La direction générale des finances publiques (DGFiP) a alerté sur des accès illégitimes au Fichier national des comptes bancaires (Ficoba) ayant exposé les données de 1,2 million de comptes et annonce une notification à la CNIL ainsi qu’un dépôt de plainte.
La DGFiP a tiré la sonnette d’alarme. En cause : des accès illégitimes au Ficoba, qui ont exposé les données bancaires de 1,2 million de comptes fin janvier.
La CNIL notifiée, et une plainte déposée
Un acteur malveillant a usurpé les identifiants d’un fonctionnaire et consulté une partie du fichier Ficoba qui, pour rappel, recense l’ensemble des comptes bancaires ouverts dans les établissements bancaires tricolores. Le fichier consulté contient des données personnelles sensibles telles que des coordonnées bancaires (RIB / IBAN), l’identité du titulaire, son adresse et, dans certains cas, l’identifiant fiscal.
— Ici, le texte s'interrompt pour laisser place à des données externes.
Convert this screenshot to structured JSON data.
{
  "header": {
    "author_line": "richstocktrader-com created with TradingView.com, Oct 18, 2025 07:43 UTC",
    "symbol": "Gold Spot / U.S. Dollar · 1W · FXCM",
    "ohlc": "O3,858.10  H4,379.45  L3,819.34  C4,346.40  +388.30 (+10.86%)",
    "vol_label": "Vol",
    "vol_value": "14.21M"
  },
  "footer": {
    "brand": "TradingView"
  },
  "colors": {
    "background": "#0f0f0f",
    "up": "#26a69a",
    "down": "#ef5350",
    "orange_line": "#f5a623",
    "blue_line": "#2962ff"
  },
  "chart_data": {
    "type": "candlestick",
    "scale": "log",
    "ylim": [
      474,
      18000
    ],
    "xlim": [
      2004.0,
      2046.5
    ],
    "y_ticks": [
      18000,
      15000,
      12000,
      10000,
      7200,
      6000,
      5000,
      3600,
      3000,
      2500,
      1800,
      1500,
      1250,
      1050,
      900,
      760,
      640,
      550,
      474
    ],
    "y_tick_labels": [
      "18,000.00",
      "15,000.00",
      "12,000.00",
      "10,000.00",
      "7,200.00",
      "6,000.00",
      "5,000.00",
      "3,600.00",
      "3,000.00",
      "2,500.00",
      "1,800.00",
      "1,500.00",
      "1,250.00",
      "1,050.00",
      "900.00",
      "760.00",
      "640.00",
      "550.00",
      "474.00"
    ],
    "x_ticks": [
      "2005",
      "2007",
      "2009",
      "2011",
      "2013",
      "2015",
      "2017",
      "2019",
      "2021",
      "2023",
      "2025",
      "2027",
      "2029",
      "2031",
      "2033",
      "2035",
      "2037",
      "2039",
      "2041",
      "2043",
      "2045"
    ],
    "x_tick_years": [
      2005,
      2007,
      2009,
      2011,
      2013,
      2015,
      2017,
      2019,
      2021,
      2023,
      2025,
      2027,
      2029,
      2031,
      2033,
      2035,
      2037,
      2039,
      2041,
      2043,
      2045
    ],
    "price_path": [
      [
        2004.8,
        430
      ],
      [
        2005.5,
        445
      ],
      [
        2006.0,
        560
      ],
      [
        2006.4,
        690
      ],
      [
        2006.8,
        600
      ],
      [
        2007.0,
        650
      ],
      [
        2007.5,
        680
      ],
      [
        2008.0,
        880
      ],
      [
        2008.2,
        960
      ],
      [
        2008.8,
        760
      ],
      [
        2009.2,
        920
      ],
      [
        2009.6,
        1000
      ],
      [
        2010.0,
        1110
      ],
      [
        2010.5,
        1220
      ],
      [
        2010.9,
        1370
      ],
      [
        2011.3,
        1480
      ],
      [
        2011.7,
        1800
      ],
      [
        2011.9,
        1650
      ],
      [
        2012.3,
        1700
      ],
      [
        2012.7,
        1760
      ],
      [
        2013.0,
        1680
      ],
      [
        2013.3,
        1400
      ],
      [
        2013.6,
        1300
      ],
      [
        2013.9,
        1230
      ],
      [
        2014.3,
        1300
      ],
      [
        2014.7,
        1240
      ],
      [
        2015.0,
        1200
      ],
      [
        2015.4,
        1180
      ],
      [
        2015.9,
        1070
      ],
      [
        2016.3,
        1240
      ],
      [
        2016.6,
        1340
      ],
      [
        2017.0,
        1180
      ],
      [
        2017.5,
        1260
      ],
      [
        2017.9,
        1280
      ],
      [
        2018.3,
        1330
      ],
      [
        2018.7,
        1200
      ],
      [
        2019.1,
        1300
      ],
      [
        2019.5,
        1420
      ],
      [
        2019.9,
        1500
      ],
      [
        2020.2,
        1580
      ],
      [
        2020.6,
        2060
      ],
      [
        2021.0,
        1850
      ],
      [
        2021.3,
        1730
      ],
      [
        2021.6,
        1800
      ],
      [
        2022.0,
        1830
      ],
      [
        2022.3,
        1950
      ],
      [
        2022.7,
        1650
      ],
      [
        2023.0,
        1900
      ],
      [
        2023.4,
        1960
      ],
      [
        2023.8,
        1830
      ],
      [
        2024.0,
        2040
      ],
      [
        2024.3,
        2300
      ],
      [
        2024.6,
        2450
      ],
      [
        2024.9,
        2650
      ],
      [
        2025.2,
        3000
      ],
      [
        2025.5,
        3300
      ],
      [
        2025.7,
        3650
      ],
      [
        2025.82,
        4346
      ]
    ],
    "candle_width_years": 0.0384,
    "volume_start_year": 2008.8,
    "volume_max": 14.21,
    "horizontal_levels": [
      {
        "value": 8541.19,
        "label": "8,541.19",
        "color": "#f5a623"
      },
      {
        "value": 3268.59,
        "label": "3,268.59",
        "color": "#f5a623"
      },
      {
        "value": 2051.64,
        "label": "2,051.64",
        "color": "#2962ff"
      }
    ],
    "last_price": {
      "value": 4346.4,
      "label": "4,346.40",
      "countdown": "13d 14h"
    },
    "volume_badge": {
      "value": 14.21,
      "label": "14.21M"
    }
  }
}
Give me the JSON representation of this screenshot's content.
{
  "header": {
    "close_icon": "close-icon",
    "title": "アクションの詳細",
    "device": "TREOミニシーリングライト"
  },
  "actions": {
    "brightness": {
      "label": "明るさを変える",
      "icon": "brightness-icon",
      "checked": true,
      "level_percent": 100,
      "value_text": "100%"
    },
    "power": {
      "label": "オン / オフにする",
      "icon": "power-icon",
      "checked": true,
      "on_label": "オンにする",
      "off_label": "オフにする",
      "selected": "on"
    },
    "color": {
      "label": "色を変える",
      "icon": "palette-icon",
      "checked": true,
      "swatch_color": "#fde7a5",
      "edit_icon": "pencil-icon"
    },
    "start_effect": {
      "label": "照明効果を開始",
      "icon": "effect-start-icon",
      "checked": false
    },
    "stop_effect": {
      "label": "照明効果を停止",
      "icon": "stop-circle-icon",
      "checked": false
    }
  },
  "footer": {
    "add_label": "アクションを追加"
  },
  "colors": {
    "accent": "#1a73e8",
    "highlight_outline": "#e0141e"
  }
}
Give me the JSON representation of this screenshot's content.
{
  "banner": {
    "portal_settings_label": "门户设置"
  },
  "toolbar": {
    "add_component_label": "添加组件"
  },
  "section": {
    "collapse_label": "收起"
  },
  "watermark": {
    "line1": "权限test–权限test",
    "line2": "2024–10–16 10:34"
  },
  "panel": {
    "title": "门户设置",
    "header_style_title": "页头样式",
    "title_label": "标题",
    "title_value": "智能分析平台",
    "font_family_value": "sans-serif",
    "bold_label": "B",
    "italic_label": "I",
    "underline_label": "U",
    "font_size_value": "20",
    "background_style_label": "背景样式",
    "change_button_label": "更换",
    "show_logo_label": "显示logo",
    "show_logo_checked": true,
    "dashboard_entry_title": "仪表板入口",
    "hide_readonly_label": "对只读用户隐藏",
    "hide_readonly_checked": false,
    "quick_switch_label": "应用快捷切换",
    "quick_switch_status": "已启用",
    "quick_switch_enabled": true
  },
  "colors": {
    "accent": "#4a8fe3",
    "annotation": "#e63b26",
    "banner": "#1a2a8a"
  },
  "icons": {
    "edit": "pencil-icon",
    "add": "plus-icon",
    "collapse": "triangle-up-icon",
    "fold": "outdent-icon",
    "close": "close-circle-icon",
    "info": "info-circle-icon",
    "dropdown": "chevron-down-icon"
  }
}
La direction générale des finances publiques indique que des mesures de restriction d’accès ont été mises en place immédiatement après la détection de l’incident, « afin de stopper l’attaque, de limiter l’ampleur des données consultées et extraites de cette base ». Une information individuelle va être envoyée aux usagers impactés.
Conformément aux obligations réglementaires, l’incident a été notifié à la Commission nationale de l'informatique et des libertés (CNIL). Une plainte a également été déposée. « Les équipes informatiques de la DGFiP sont pleinement mobilisées, en lien avec les services du ministère des Finances (service du haut fonctionnaire de défense et de sécurité – HFDS) et l'Agence nationale de la sécurité des systèmes d'information (ANSSI), afin de traiter cet incident et de renforcer la sécurité du système d'information (SI) », assure Bercy.
Mauvaise hygiène numérique
Ces attaques répétées, et réussies, contre le service public interrogent sur les mesures de protection et de sensibilisation mises en œuvre au plus haut niveau de l’État. Fin d’année dernière, le ministère de l’Intérieur avait fait les frais d’une cyberattaque. Une personne de 22 ans a depuis été mise en examen. Le cybercriminel présumé aurait profité d’une négligence de la part d’agents de la police nationale, qui se sont échangés des mots de passe en clair. Ce que le ministre de l’Intérieur, Laurent Nuñez, avait qualifié de « défaut d’hygiène numérique » lors d’une audition au Sénat.
Le criminel avait ainsi pu accéder à des fichiers du Traitement d’antécédents judiciaires (TAJ), du Fichier des personnes recherchées (FPR), ainsi qu’à des fiches Interpol. Le ministre avait indiqué que la double identification était déployée au fur et à mesure, afin de renforcer la sécurité auprès des 300 000 agents rattachés au ministère et des 1 000 systèmes d’information que gère le ministère. Le b.a.-ba.